Gürcistan’ın başkentinde turistler için olmazsa olmaz, teleferiğe kurulup, Kura Irmağı’nın üstünden geçip, kalenin bulunduğu Narikala tepesine çıkmaktır. Ama bu pek çok şehirde tanığı ve de kurbanı olacağınız bir “turistik atraksiyon” değildir. Sizi keyfin zirvesine çıkaracak, bu güzel şehre tepeden bakıp doyumsuz manzarayı içinize çekmenize vesile olacak bir “farz”dır.

Eğer bacaklarınıza ve ciğerlerinize güveniniz varsa, teleferiği pas geçip, keçi yolunu aratmayan kargacık burgacık sokaklardan yarım saatte adım adım tırmanabilirsiniz tepeye.

Öyle ye da böyle, tepeye çıkıp yüzünüzü Kura Irmağı’nın iki yakasına serpilmiş, eski ile yeninin ahengiyle salınan şehre çevirin.

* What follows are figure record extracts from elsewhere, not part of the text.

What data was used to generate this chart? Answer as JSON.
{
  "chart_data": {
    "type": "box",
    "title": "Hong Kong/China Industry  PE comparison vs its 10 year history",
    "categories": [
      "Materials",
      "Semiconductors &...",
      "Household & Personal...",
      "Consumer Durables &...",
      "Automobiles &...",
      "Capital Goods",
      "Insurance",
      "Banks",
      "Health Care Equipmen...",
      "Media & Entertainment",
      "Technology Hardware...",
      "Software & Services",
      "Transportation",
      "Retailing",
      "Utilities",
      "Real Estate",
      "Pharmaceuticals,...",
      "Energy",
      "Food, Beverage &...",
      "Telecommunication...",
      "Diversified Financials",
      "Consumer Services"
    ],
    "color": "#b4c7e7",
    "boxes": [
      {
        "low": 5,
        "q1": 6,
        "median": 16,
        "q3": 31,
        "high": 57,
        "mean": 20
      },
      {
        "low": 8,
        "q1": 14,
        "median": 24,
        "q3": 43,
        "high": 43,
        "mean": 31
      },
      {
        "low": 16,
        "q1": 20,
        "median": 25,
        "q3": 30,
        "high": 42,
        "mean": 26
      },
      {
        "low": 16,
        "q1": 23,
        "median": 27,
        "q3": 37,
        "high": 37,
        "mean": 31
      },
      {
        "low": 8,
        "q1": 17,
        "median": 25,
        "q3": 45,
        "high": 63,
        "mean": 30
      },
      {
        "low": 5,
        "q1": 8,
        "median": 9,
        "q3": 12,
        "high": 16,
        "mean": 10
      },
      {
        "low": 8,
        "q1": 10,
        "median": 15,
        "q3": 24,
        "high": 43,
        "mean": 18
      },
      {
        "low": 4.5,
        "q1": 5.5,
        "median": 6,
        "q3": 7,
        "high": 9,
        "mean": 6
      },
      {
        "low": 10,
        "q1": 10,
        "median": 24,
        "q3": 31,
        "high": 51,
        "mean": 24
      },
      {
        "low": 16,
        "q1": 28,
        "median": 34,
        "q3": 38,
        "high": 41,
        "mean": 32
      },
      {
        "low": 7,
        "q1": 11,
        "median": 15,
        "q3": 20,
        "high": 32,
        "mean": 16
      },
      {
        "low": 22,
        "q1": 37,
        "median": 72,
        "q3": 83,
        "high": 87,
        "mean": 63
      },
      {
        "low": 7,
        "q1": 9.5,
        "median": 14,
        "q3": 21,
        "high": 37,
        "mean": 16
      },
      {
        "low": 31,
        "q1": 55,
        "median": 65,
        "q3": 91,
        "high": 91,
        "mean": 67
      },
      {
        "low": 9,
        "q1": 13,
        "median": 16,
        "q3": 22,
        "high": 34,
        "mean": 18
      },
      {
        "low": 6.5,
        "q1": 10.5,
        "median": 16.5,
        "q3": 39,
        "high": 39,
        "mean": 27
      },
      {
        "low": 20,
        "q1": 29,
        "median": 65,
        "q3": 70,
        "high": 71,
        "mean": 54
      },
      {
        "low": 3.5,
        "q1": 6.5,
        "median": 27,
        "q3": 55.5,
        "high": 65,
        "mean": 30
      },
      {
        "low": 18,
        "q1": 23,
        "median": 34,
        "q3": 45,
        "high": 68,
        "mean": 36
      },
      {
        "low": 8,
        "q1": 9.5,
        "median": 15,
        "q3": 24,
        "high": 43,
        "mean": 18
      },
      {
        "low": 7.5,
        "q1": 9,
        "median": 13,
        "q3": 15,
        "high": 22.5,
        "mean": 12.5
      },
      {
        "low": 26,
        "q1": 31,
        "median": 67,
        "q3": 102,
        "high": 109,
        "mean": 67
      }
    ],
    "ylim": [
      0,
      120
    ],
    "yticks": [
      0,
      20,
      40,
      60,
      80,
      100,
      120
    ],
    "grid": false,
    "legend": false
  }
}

Sağınızda Narikala kalesinin surları, solunuzda Sovyet coğrafyasında pek çok örneğini göreceğiniz devasa “Vatan ana” heykellerinin Gürcü uyarlaması “Kartlis Deda” kalacak.

Siz önce kartal bakışıyla vadiyi süzün… Tiflis’i içinize çekin.

Ve efsaneyi hatırlayın:

“Tiflis, MÖ 5. yüzyılda ormanlarla kaplı bir yerdir. Bir gün Kral Vahtang Gorgasal ava çıkar. Aralıksız uçan sülünün peşine eğitilmiş atmacasını salar. Aradan zaman geçer, ne atmaca ne de sülün görünürde yoktur. Onları aramaya başlarlar ve kısa zaman sonra ikisini de sıcak suya düşmüş olarak bulurlar. Kral orayı çok beğenir ve bir kent kurmalarını buyurur. Kente, orada bulunan tbili (ılık) sudan dolayı Tbilisi adı verilir.”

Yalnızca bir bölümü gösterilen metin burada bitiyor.